Mr Fabricant previously said the virtual arrangements were far from perfect – but allowed all MPs to carry out their work safely.
Other MPs said they looked forward to returning to House of Commons, saying it had been tough trying to debate virtually.
Stuart Anderson, who had suffered from coronavirus symptoms, said he was looking forward to returning – but said he had enjoyed his time with his family.

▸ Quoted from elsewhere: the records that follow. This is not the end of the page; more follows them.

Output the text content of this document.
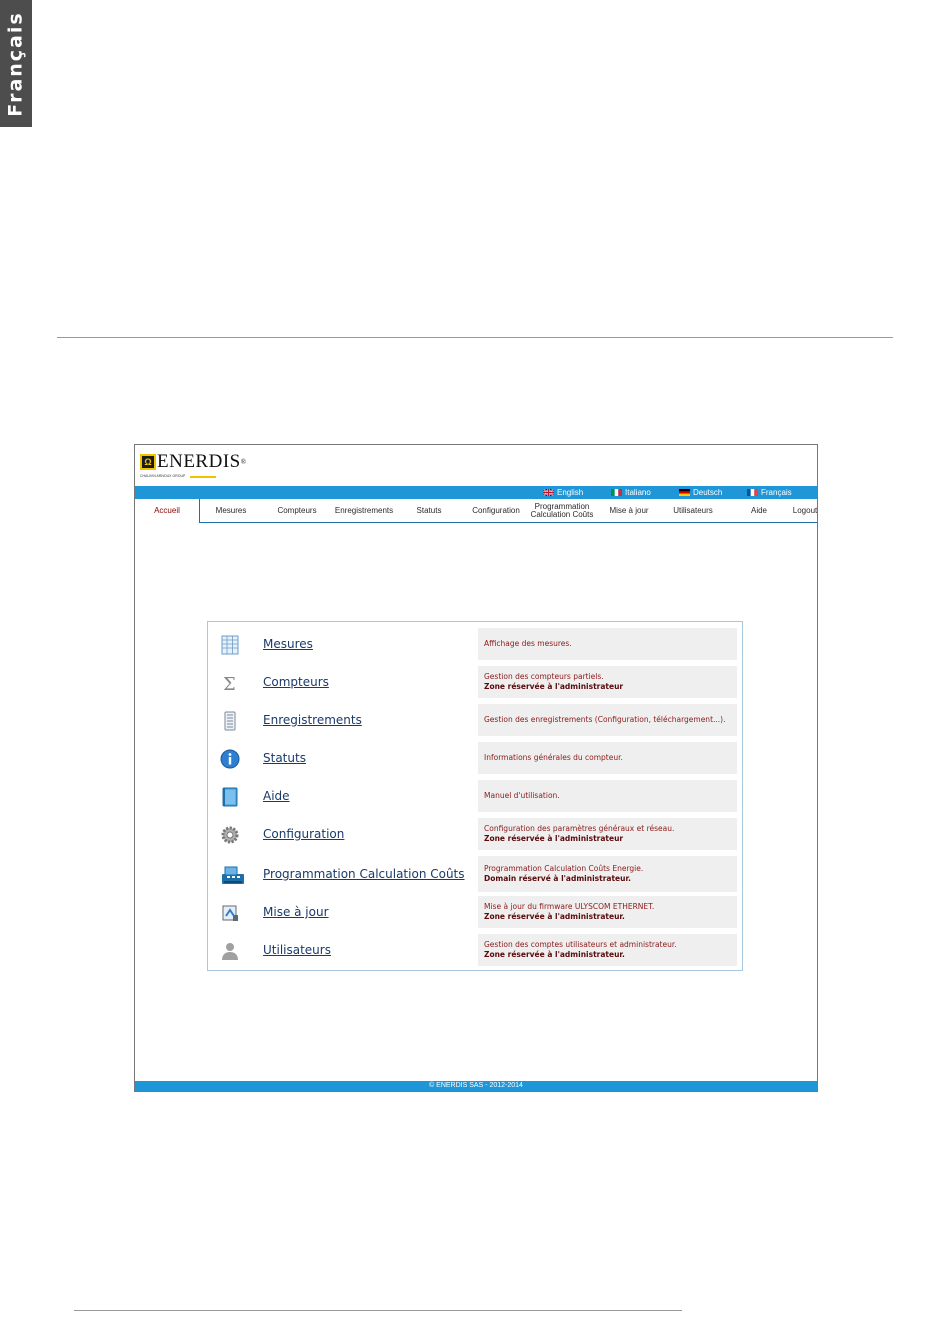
Français
Ω ENERDIS®
CHAUVIN ARNOUX GROUP
English	Italiano	Deutsch	Français
Accueil	Mesures	Compteurs	Enregistrements	Statuts	Configuration	Programmation Calculation Coûts	Mise à jour	Utilisateurs	Aide	Logout
Mesures	Affichage des mesures.
Σ Compteurs	Gestion des compteurs partiels.
Zone réservée à l'administrateur
Enregistrements	Gestion des enregistrements (Configuration, téléchargement...).
Statuts	Informations générales du compteur.
Aide	Manuel d'utilisation.
Configuration	Configuration des paramètres généraux et réseau.
Zone réservée à l'administrateur
Programmation Calculation Coûts	Programmation Calculation Coûts Energie.
Domain réservé à l'administrateur.
Mise à jour	Mise à jour du firmware ULYSCOM ETHERNET.
Zone réservée à l'administrateur.
Utilisateurs	Gestion des comptes utilisateurs et administrateur.
Zone réservée à l'administrateur.
© ENERDIS SAS - 2012-2014
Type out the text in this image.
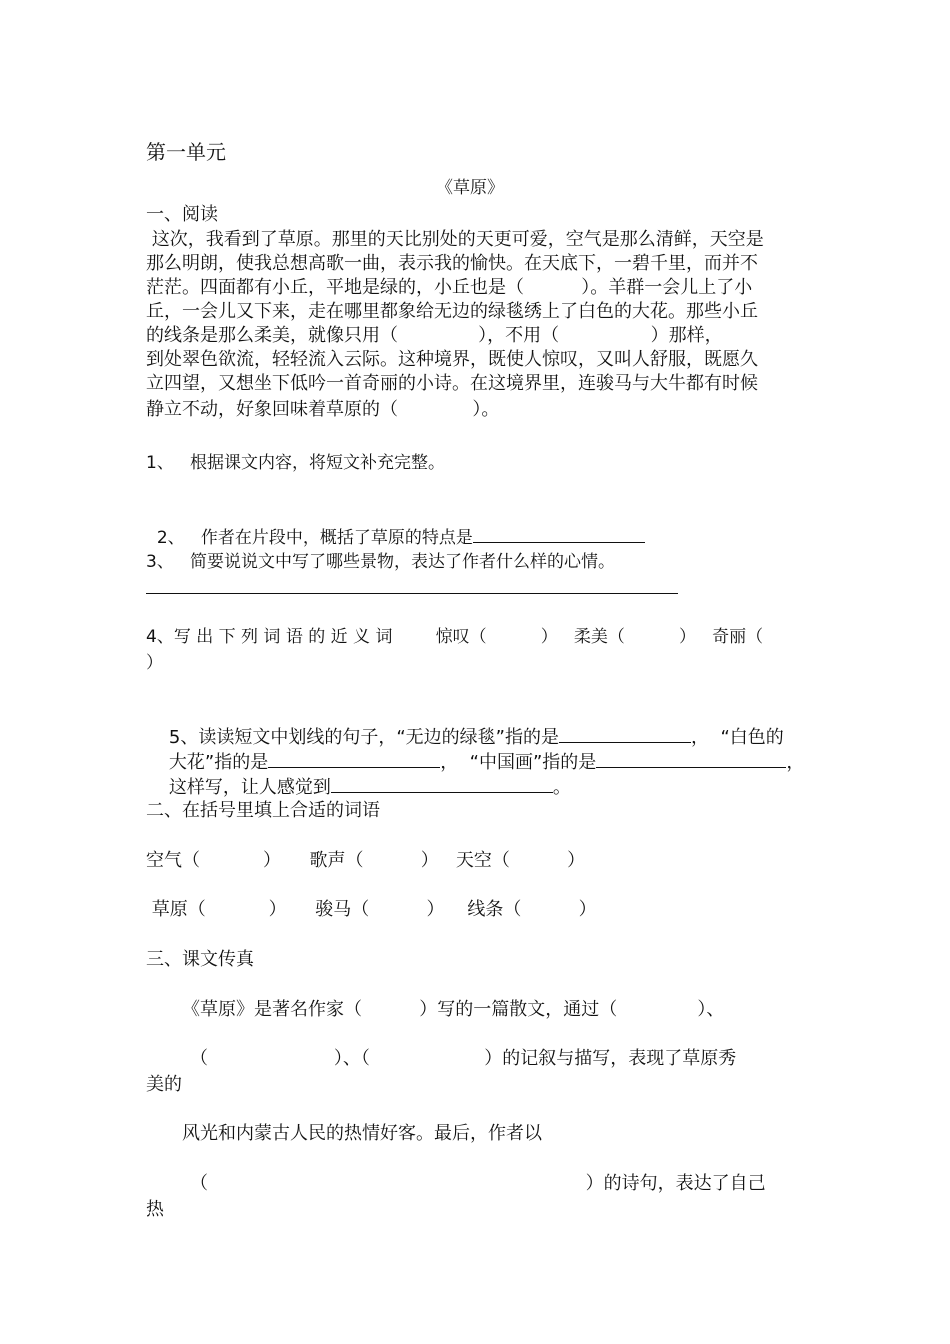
第一单元
《草原》
一、阅读
这次，我看到了草原。那里的天比别处的天更可爱，空气是那么清鲜，天空是
那么明朗，使我总想高歌一曲，表示我的愉快。在天底下，一碧千里，而并不
茫茫。四面都有小丘，平地是绿的，小丘也是（          ）。羊群一会儿上了小
丘，一会儿又下来，走在哪里都象给无边的绿毯绣上了白色的大花。那些小丘
的线条是那么柔美，就像只用（              ），不用（                ）那样，
到处翠色欲流，轻轻流入云际。这种境界，既使人惊叹，又叫人舒服，既愿久
立四望，又想坐下低吟一首奇丽的小诗。在这境界里，连骏马与大牛都有时候
静立不动，好象回味着草原的（             ）。
1、   根据课文内容，将短文补充完整。

2、   作者在片段中，概括了草原的特点是

3、   简要说说文中写了哪些景物，表达了作者什么样的心情。
4、写 出 下 列 词 语 的 近 义 词        惊叹（          ）   柔美（          ）   奇丽（
）

5、读读短文中划线的句子，“无边的绿毯”指的是	，  “白色的

大花”指的是	，  “中国画”指的是	，

这样写，让人感觉到	。

二、在括号里填上合适的词语
空气（           ）     歌声（          ）   天空（          ）
草原（           ）     骏马（          ）    线条（          ）
三、课文传真
《草原》是著名作家（          ）写的一篇散文，通过（              ）、
（                      ）、（                    ）的记叙与描写，表现了草原秀
美的
风光和内蒙古人民的热情好客。最后，作者以
（                                                                  ）的诗句，表达了自己
热
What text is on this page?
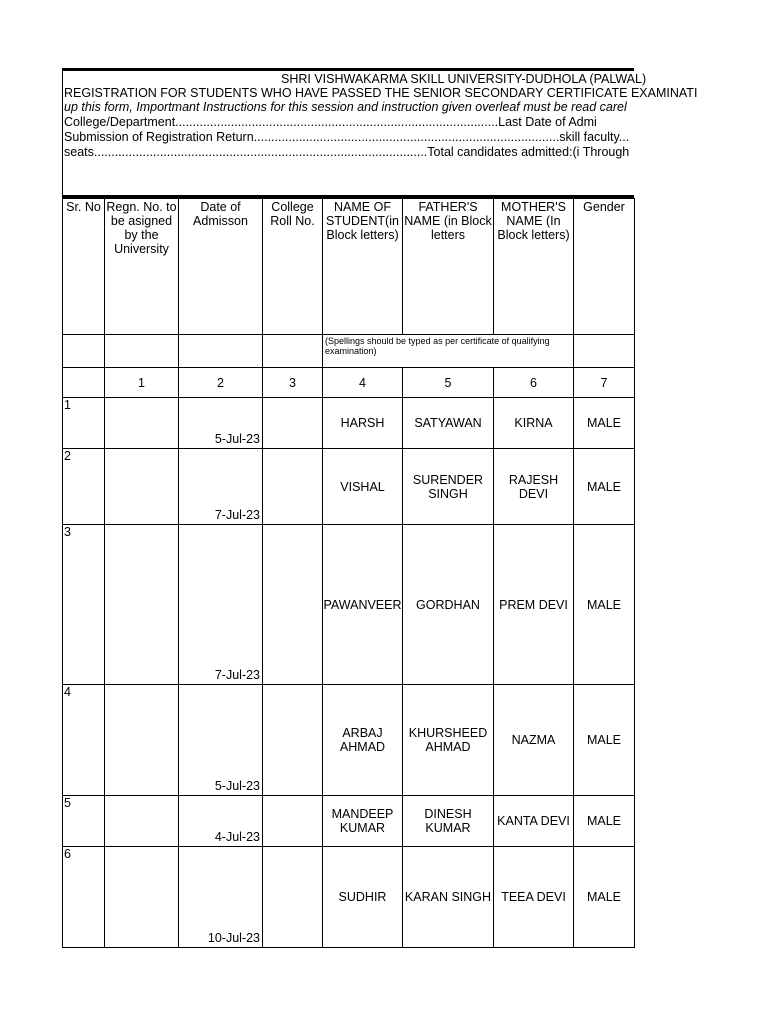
SHRI VISHWAKARMA SKILL UNIVERSITY-DUDHOLA (PALWAL)
REGISTRATION FOR STUDENTS WHO HAVE PASSED THE SENIOR SECONDARY CERTIFICATE EXAMINATI
up this form, Importmant Instructions for this session and instruction given overleaf must be read carel
College/Department.............................................................................................Last Date of Admi
Submission of Registration Return........................................................................................skill faculty...
seats................................................................................................Total candidates admitted:(i Through
Sr. No	Regn. No. to be asigned by the University	Date of Admisson	College Roll No.	NAME OF STUDENT(in Block letters)	FATHER'S NAME (in Block letters	MOTHER'S NAME (In Block letters)	Gender
				(Spellings should be typed as per certificate of qualifying examination)			
	1	2	3	4	5	6	7
1		5-Jul-23		HARSH	SATYAWAN	KIRNA	MALE
2		7-Jul-23		VISHAL	SURENDER SINGH	RAJESH DEVI	MALE
3		7-Jul-23		PAWANVEER	GORDHAN	PREM DEVI	MALE
4		5-Jul-23		ARBAJ AHMAD	KHURSHEED AHMAD	NAZMA	MALE
5		4-Jul-23		MANDEEP KUMAR	DINESH KUMAR	KANTA DEVI	MALE
6		10-Jul-23		SUDHIR	KARAN SINGH	TEEA DEVI	MALE
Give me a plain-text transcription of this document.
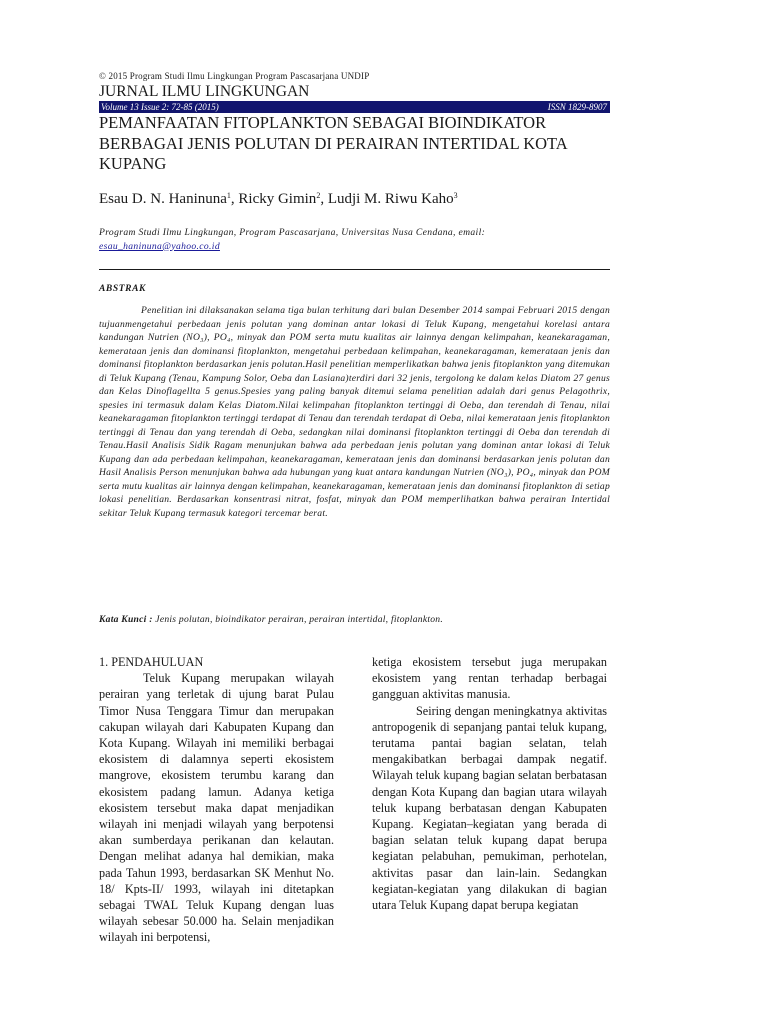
© 2015 Program Studi Ilmu Lingkungan Program Pascasarjana UNDIP
JURNAL ILMU LINGKUNGAN
Volume 13 Issue 2: 72-85 (2015)	ISSN 1829-8907
PEMANFAATAN FITOPLANKTON SEBAGAI BIOINDIKATOR BERBAGAI JENIS POLUTAN DI PERAIRAN INTERTIDAL KOTA KUPANG
Esau D. N. Haninuna$^1$, Ricky Gimin$^2$, Ludji M. Riwu Kaho$^3$
Program Studi Ilmu Lingkungan, Program Pascasarjana, Universitas Nusa Cendana, email:
esau_haninuna@yahoo.co.id
ABSTRAK

Penelitian ini dilaksanakan selama tiga bulan terhitung dari bulan Desember 2014 sampai Februari 2015 dengan tujuanmengetahui perbedaan jenis polutan yang dominan antar lokasi di Teluk Kupang, mengetahui korelasi antara kandungan Nutrien (NO₃), PO₄, minyak dan POM serta mutu kualitas air lainnya dengan kelimpahan, keanekaragaman, kemerataan jenis dan dominansi fitoplankton, mengetahui perbedaan kelimpahan, keanekaragaman, kemerataan jenis dan dominansi fitoplankton berdasarkan jenis polutan.Hasil penelitian memperlikatkan bahwa jenis fitoplankton yang ditemukan di Teluk Kupang (Tenau, Kampung Solor, Oeba dan Lasiana)terdiri dari 32 jenis, tergolong ke dalam kelas Diatom 27 genus dan Kelas Dinoflagellta 5 genus.Spesies yang paling banyak ditemui selama penelitian adalah dari genus Pelagothrix, spesies ini termasuk dalam Kelas Diatom.Nilai kelimpahan fitoplankton tertinggi di Oeba, dan terendah di Tenau, nilai keanekaragaman fitoplankton tertinggi terdapat di Tenau dan terendah terdapat di Oeba, nilai kemerataan jenis fitoplankton tertinggi di Tenau dan yang terendah di Oeba, sedangkan nilai dominansi fitoplankton tertinggi di Oeba dan terendah di Tenau.Hasil Analisis Sidik Ragam menunjukan bahwa ada perbedaan jenis polutan yang dominan antar lokasi di Teluk Kupang dan ada perbedaan kelimpahan, keanekaragaman, kemerataan jenis dan dominansi berdasarkan jenis polutan dan Hasil Analisis Person menunjukan bahwa ada hubungan yang kuat antara kandungan Nutrien (NO₃), PO₄, minyak dan POM serta mutu kualitas air lainnya dengan kelimpahan, keanekaragaman, kemerataan jenis dan dominansi fitoplankton di setiap lokasi penelitian. Berdasarkan konsentrasi nitrat, fosfat, minyak dan POM memperlihatkan bahwa perairan Intertidal sekitar Teluk Kupang termasuk kategori tercemar berat.

Kata Kunci : Jenis polutan, bioindikator perairan, perairan intertidal, fitoplankton.
1. PENDAHULUAN

Teluk Kupang merupakan wilayah perairan yang terletak di ujung barat Pulau Timor Nusa Tenggara Timur dan merupakan cakupan wilayah dari Kabupaten Kupang dan Kota Kupang. Wilayah ini memiliki berbagai ekosistem di dalamnya seperti ekosistem mangrove, ekosistem terumbu karang dan ekosistem padang lamun. Adanya ketiga ekosistem tersebut maka dapat menjadikan wilayah ini menjadi wilayah yang berpotensi akan sumberdaya perikanan dan kelautan. Dengan melihat adanya hal demikian, maka pada Tahun 1993, berdasarkan SK Menhut No. 18/ Kpts-II/ 1993, wilayah ini ditetapkan sebagai TWAL Teluk Kupang dengan luas wilayah sebesar 50.000 ha. Selain menjadikan wilayah ini berpotensi,

ketiga ekosistem tersebut juga merupakan ekosistem yang rentan terhadap berbagai gangguan aktivitas manusia.

Seiring dengan meningkatnya aktivitas antropogenik di sepanjang pantai teluk kupang, terutama pantai bagian selatan, telah mengakibatkan berbagai dampak negatif. Wilayah teluk kupang bagian selatan berbatasan dengan Kota Kupang dan bagian utara wilayah teluk kupang berbatasan dengan Kabupaten Kupang. Kegiatan–kegiatan yang berada di bagian selatan teluk kupang dapat berupa kegiatan pelabuhan, pemukiman, perhotelan, aktivitas pasar dan lain-lain. Sedangkan kegiatan-kegiatan yang dilakukan di bagian utara Teluk Kupang dapat berupa kegiatan
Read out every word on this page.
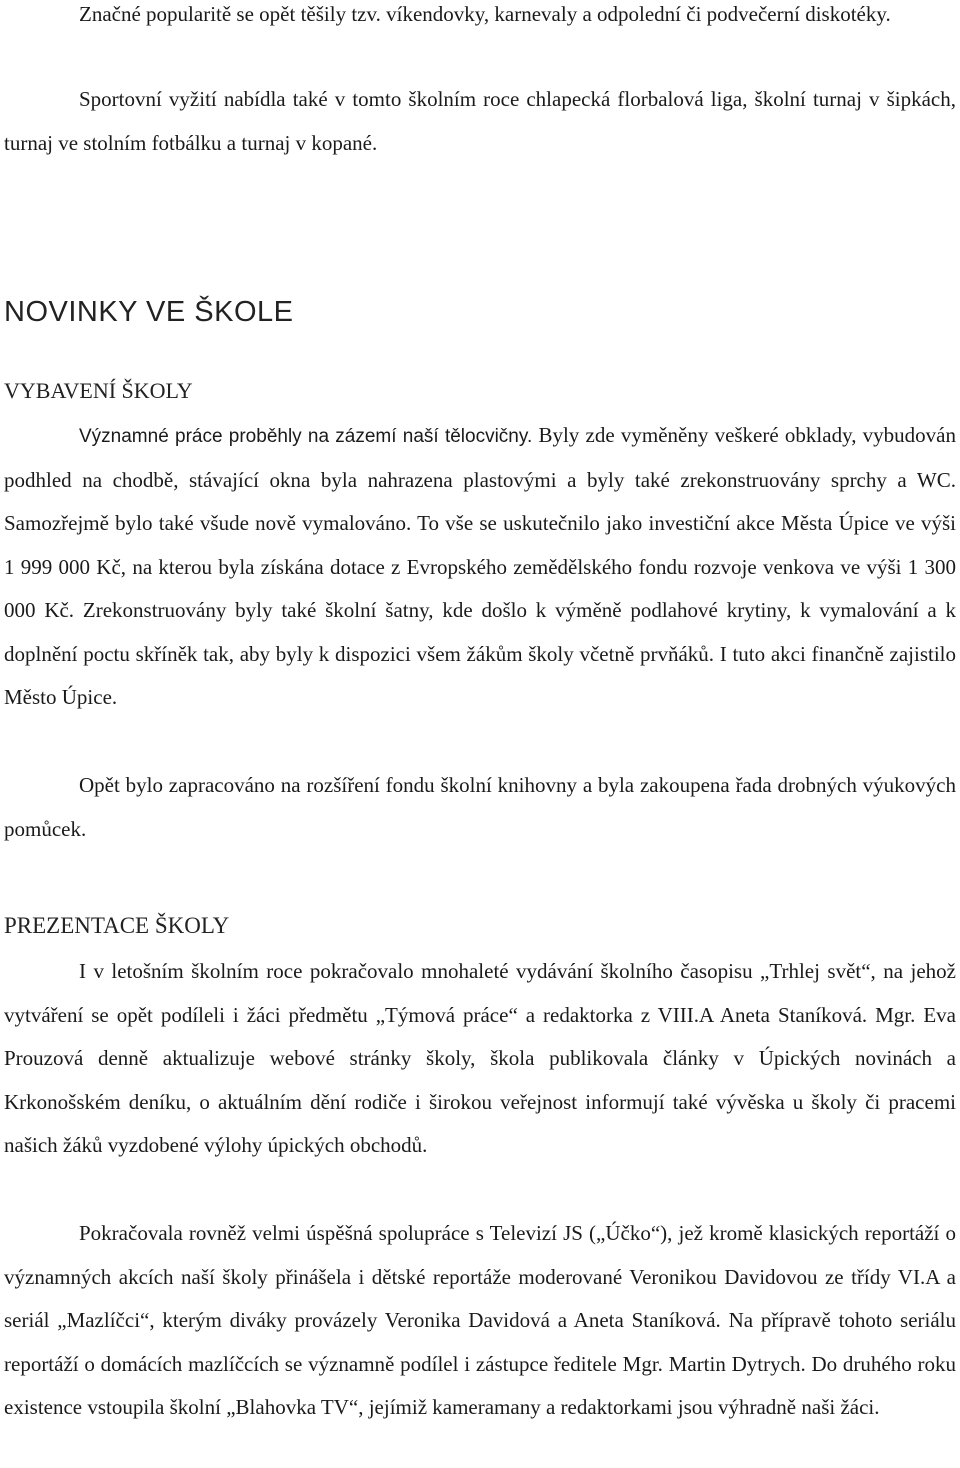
Značné popularitě se opět těšily tzv. víkendovky, karnevaly a odpolední či podvečerní diskotéky.

Sportovní vyžití nabídla také v tomto školním roce chlapecká florbalová liga, školní turnaj v šipkách, turnaj ve stolním fotbálku a turnaj v kopané.

NOVINKY VE ŠKOLE
VYBAVENÍ ŠKOLY

Významné práce proběhly na zázemí naší tělocvičny. Byly zde vyměněny veškeré obklady, vybudován podhled na chodbě, stávající okna byla nahrazena plastovými a byly také zrekonstruovány sprchy a WC. Samozřejmě bylo také všude nově vymalováno. To vše se uskutečnilo jako investiční akce Města Úpice ve výši 1 999 000 Kč, na kterou byla získána dotace z Evropského zemědělského fondu rozvoje venkova ve výši 1 300 000 Kč. Zrekonstruovány byly také školní šatny, kde došlo k výměně podlahové krytiny, k vymalování a k doplnění poctu skříněk tak, aby byly k dispozici všem žákům školy včetně prvňáků. I tuto akci finančně zajistilo Město Úpice.

Opět bylo zapracováno na rozšíření fondu školní knihovny a byla zakoupena řada drobných výukových pomůcek.

PREZENTACE ŠKOLY

I v letošním školním roce pokračovalo mnohaleté vydávání školního časopisu „Trhlej svět“, na jehož vytváření se opět podíleli i žáci předmětu „Týmová práce“ a redaktorka z VIII.A Aneta Staníková. Mgr. Eva Prouzová denně aktualizuje webové stránky školy, škola publikovala články v Úpických novinách a Krkonošském deníku, o aktuálním dění rodiče i širokou veřejnost informují také vývěska u školy či pracemi našich žáků vyzdobené výlohy úpických obchodů.

Pokračovala rovněž velmi úspěšná spolupráce s Televizí JS („Účko“), jež kromě klasických reportáží o významných akcích naší školy přinášela i dětské reportáže moderované Veronikou Davidovou ze třídy VI.A a seriál „Mazlíčci“, kterým diváky provázely Veronika Davidová a Aneta Staníková. Na přípravě tohoto seriálu reportáží o domácích mazlíčcích se významně podílel i zástupce ředitele Mgr. Martin Dytrych. Do druhého roku existence vstoupila školní „Blahovka TV“, jejímiž kameramany a redaktorkami jsou výhradně naši žáci.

The Wolverhampton South West MP said: "It's going to be very strange and as we've been told there will only be about 50 MPs in the chamber.
"It's hard to deal with Westminster in Wolverhampton – it's easier to look after the city in Westminster.
"It's hard to debate and it's hard to stay updated because you have to watch a screen, so I'm looking forward to getting there.
"I'm very uncertain about how it's going to work but we do need Parliament to sit – there has to be scrutiny on all the bills and there's a lot we're trying to do as a Government."
Eddie Hughes, MP for Walsall North, said the virtual House of Commons worked for a short period of time – but they needed to get back into the chamber.
He said: "It's kind of tough, but I think it worked for a short period of time – but now the rest of the country is coming out of lockdown.
"People are going to their jobs and children are returning to school and I think it's important MPs are seen to follow that process."